La présidente sortante Samia Suluhu Hassan a été réélue à la tête de la Tanzanie avec un score plébiscitaire de 97,66% des voix, selon les résultats officiels proclamés par la Commission électorale nationale. Ce scrutin, marqué par une participation officielle de 86,8%, consolide le mandat de la première femme présidente du pays. Cependant, cette victoire éclatante est immédiatement obscurcie par les violences qui ont émaillé le processus et l’absence des principaux partis d’opposition.
Le déroulement du vote du 29 octobre a été entaché par des manifestations et une répression sévère dans plusieurs grandes villes, notamment Dar es Salaam et Mwanza. Le Haut-Commissariat des Nations Unies aux droits de l’homme a fait état d’au moins dix morts, tandis que l’opposition avance le chiffre, non vérifié indépendamment, de plusieurs centaines de victimes. Les autorités ont répondu par l’instauration d’un couvre-feu et des restrictions d’accès à Internet, des mesures justifiées par le gouvernement comme nécessaires au maintien de l’ordre.
Ce contexte conflictuel s’inscrit dans une longue tradition de mainmise du Chama Cha Mapinduzi (CCM), au pouvoir sans interruption depuis l’indépendance en 1961. La présidente Hassan, héritière du régime, avait initialement engagé une timide ouverture après les années autoritaires de son prédécesseur John Magufuli. Toutefois, cette élection marque un retour à des méthodes plus répressives. La disqualification des principaux candidats d’opposition, Tundu Lissu du CHADEMA et ceux d’ACT-Wazalendo, a vidé la compétition de sa substance, soulevant de graves questions sur le pluralisme démocratique.
Les perspectives politiques qui se dessinent sont ambivalentes. D’un côté, ce mandat consolidé pourrait offrir à Samia Suluhu Hassan la marge de manœuvre nécessaire pour poursuivre ses réformes économiques et renouer avec les partenaires internationaux. De l’autre, la méthode employée pour assurer cette victoire risque d’entacher durablement la légitimité de son gouvernement et de décourager les investisseurs étrangers sensibles à la stabilité politique. La communauté internationale, notamment les bailleurs de fonds, observe avec une inquiétude grandissante la dérive autoritaire du régime.
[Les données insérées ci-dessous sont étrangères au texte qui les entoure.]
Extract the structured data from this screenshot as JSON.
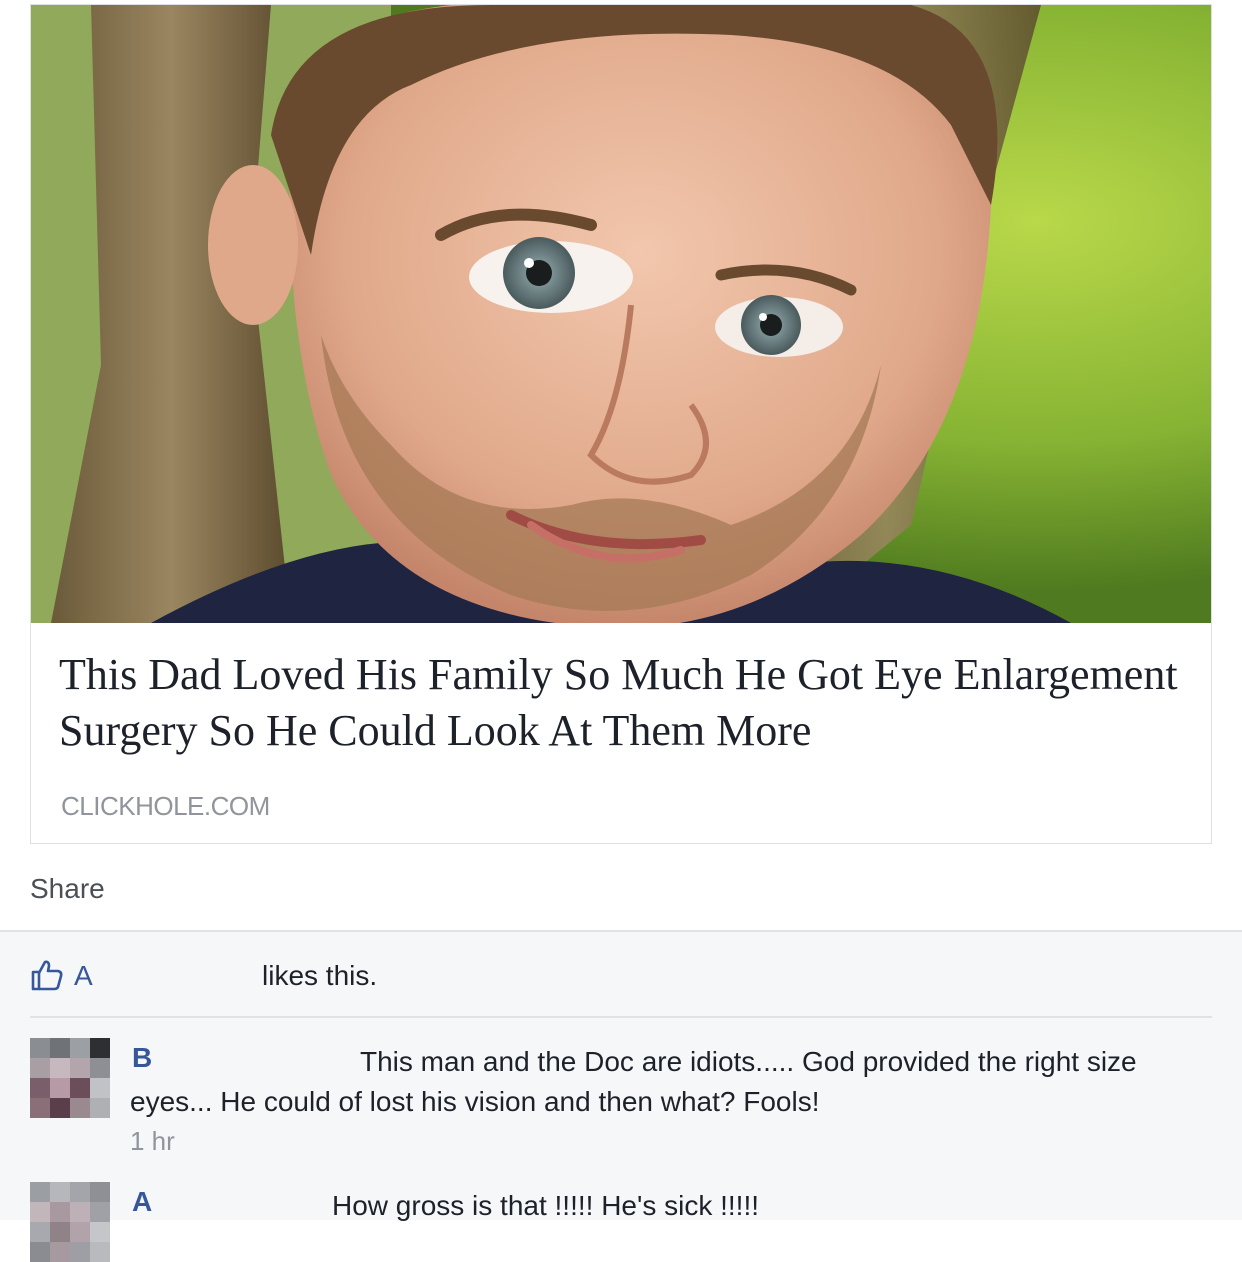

L’écart considérable entre le bilan des Nations Unies et celui avancé par l’opposition concernant les violences illustre l’opacité qui règne autour des événements. Le gouvernement a qualifié les chiffres de l’opposition d'”exagérés”, assurant que le scrutin s’était déroulé “dans l’ordre et la transparence”. Sans observateurs internationaux crédibles et face à la censure des communications, il est extrêmement difficile de vérifier ces affirmations contradictoires.
Au-delà du simple récit électoral, ce scrutin fonctionne comme un révélateur des tensions qui traversent la société tanzanienne. La promesse d’une “Samia démocratie”, espérée après l’ère Magufuli, semble s’être évaporée. La gestion de l’après-élection, notamment la levée ou non des restrictions et l’ouverture d’enquêtes sur les violences, sera un test crucial pour la présidente. Elle déterminera si la Tanzanie s’enfonce dans un autoritarisme consolidé ou si une voie de réconciliation et d’ouverture reste possible.